I need to construct a parser for an expression which is allowed to have only 2 operators (AND & OR) and such that both operators cannot be presenet in a enclosing paranthesis.
Eg1:
(A AND B OR C) --> invalid
(A AND (B OR C)) --> valid
Eg2:
(A AND (B OR C) OR D) --> invalid
((A AND (B OR C)) OR D) --> valid
(A AND ((B OR C) OR D)) --> valid
Please note: I'm very new to this. I had tried to attempt this using LL(1) parser by following a few online tutorials. Here is what I've achieved so far.
E -> F E'
E' -> OR F E'
E' -> ''
F -> G F'
F' -> AND G F'
F' -> ''
G -> ( E )
G -> id
The above grammar rules checks whether I have only the valid operators & parenthesis but doesn't not identify the ambiguity problem. I'm not expecting a solution here but I just wanna know if I'm on the right track. Because in one of the tutorial the tutor had mentioned that LL(1) parser will not work if there is more than one lookup for a terminal symbol.

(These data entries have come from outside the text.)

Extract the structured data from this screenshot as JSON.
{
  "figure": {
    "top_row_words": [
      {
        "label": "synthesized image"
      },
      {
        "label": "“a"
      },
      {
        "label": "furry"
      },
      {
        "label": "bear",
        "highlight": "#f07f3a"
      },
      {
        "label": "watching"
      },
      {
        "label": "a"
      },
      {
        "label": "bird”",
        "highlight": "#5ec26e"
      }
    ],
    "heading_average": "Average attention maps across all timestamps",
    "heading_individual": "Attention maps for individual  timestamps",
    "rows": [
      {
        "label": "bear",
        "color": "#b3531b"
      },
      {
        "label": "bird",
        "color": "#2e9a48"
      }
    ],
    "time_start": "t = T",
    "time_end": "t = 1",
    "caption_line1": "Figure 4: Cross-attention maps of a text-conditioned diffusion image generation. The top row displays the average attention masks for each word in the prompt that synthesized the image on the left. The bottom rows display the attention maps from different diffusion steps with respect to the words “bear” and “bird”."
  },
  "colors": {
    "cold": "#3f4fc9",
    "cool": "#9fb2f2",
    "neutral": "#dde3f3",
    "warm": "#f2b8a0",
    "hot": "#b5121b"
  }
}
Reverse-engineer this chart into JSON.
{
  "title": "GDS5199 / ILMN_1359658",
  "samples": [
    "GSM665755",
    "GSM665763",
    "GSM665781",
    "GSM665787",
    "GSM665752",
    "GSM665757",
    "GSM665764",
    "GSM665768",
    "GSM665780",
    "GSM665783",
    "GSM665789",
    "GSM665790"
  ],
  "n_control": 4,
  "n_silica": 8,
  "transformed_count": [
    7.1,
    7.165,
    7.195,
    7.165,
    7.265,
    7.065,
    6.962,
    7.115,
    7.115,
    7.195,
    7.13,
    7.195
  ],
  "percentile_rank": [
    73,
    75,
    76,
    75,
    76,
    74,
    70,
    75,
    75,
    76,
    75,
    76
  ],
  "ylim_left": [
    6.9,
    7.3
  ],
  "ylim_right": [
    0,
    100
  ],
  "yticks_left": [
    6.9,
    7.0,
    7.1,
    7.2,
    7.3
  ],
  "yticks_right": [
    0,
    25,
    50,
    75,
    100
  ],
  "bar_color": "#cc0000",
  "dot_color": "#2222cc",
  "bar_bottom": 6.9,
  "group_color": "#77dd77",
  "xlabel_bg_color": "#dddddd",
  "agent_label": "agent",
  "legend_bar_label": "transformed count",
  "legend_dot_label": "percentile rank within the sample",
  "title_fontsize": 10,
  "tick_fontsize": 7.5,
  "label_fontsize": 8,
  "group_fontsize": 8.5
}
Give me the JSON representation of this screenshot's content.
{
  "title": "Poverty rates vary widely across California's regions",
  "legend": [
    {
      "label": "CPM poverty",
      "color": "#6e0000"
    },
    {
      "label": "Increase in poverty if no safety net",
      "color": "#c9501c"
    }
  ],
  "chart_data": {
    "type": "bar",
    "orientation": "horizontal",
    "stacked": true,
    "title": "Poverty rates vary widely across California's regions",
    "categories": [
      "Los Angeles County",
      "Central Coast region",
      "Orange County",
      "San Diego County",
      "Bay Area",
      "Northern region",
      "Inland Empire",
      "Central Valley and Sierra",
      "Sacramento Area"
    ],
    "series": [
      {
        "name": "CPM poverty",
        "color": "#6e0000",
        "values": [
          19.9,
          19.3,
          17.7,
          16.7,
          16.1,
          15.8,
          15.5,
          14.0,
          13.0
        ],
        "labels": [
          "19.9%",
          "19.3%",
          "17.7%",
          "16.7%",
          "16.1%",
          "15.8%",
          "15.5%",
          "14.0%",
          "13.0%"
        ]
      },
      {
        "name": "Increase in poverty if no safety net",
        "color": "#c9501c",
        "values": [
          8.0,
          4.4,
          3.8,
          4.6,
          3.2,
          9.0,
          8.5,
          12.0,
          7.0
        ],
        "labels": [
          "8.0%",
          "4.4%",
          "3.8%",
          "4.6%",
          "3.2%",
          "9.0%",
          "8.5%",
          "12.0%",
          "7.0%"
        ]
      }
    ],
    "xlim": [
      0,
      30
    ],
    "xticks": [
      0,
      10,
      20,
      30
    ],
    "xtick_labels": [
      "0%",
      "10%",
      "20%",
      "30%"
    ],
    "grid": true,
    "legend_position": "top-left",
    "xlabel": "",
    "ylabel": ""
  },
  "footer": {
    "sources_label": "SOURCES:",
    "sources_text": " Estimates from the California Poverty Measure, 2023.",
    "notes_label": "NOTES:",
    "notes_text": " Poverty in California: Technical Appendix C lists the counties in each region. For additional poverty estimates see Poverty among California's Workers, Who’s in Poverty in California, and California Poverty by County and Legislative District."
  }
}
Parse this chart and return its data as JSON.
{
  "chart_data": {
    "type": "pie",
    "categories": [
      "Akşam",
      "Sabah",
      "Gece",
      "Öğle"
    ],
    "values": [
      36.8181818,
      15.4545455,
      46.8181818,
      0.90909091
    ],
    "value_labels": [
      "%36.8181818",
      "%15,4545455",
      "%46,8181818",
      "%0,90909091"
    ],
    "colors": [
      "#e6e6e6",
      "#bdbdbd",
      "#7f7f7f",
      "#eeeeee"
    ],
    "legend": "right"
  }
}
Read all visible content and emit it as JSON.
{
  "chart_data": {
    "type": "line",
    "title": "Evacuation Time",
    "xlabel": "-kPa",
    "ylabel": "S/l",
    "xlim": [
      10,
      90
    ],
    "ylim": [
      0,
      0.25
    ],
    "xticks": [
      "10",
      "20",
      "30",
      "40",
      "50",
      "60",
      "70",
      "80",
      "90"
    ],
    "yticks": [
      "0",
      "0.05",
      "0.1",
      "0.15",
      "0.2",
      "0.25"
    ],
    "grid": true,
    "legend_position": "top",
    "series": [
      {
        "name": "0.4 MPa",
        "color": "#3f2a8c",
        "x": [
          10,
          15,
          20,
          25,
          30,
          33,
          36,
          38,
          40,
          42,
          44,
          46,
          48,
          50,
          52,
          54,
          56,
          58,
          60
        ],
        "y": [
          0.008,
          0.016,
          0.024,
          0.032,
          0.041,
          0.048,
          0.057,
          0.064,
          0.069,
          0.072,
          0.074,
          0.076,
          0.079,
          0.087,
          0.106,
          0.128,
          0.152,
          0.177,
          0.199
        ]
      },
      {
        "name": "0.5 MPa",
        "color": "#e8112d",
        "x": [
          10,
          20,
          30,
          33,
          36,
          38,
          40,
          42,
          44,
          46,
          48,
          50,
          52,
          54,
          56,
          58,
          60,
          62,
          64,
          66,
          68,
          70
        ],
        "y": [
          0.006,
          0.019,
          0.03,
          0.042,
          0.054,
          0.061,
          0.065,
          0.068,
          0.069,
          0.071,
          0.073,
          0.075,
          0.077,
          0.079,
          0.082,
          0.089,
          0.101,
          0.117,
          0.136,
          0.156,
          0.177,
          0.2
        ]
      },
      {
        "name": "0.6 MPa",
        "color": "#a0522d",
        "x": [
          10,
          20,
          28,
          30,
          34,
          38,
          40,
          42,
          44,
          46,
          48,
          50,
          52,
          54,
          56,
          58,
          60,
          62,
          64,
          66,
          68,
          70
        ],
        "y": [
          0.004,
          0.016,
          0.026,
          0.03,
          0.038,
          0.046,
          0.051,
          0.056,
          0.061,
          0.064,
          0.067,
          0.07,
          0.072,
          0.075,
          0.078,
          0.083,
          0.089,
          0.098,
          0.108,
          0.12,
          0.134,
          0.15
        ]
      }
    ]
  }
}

I know that I haven't encountered such a situation yet but will I (particularly when generating the rules for resolving the ambiguity)???
Edit1
E -> F E'
E' -> OR F E'
E' -> AND F E'
E' -> ''
F -> ( E )
F -> id
Edit2: Solution
E -> F E'
E' -> and F G
E' -> or F H
E' -> ''
G -> and F G
G -> ''
H -> or F H
H -> ''
F -> ( E )
F -> id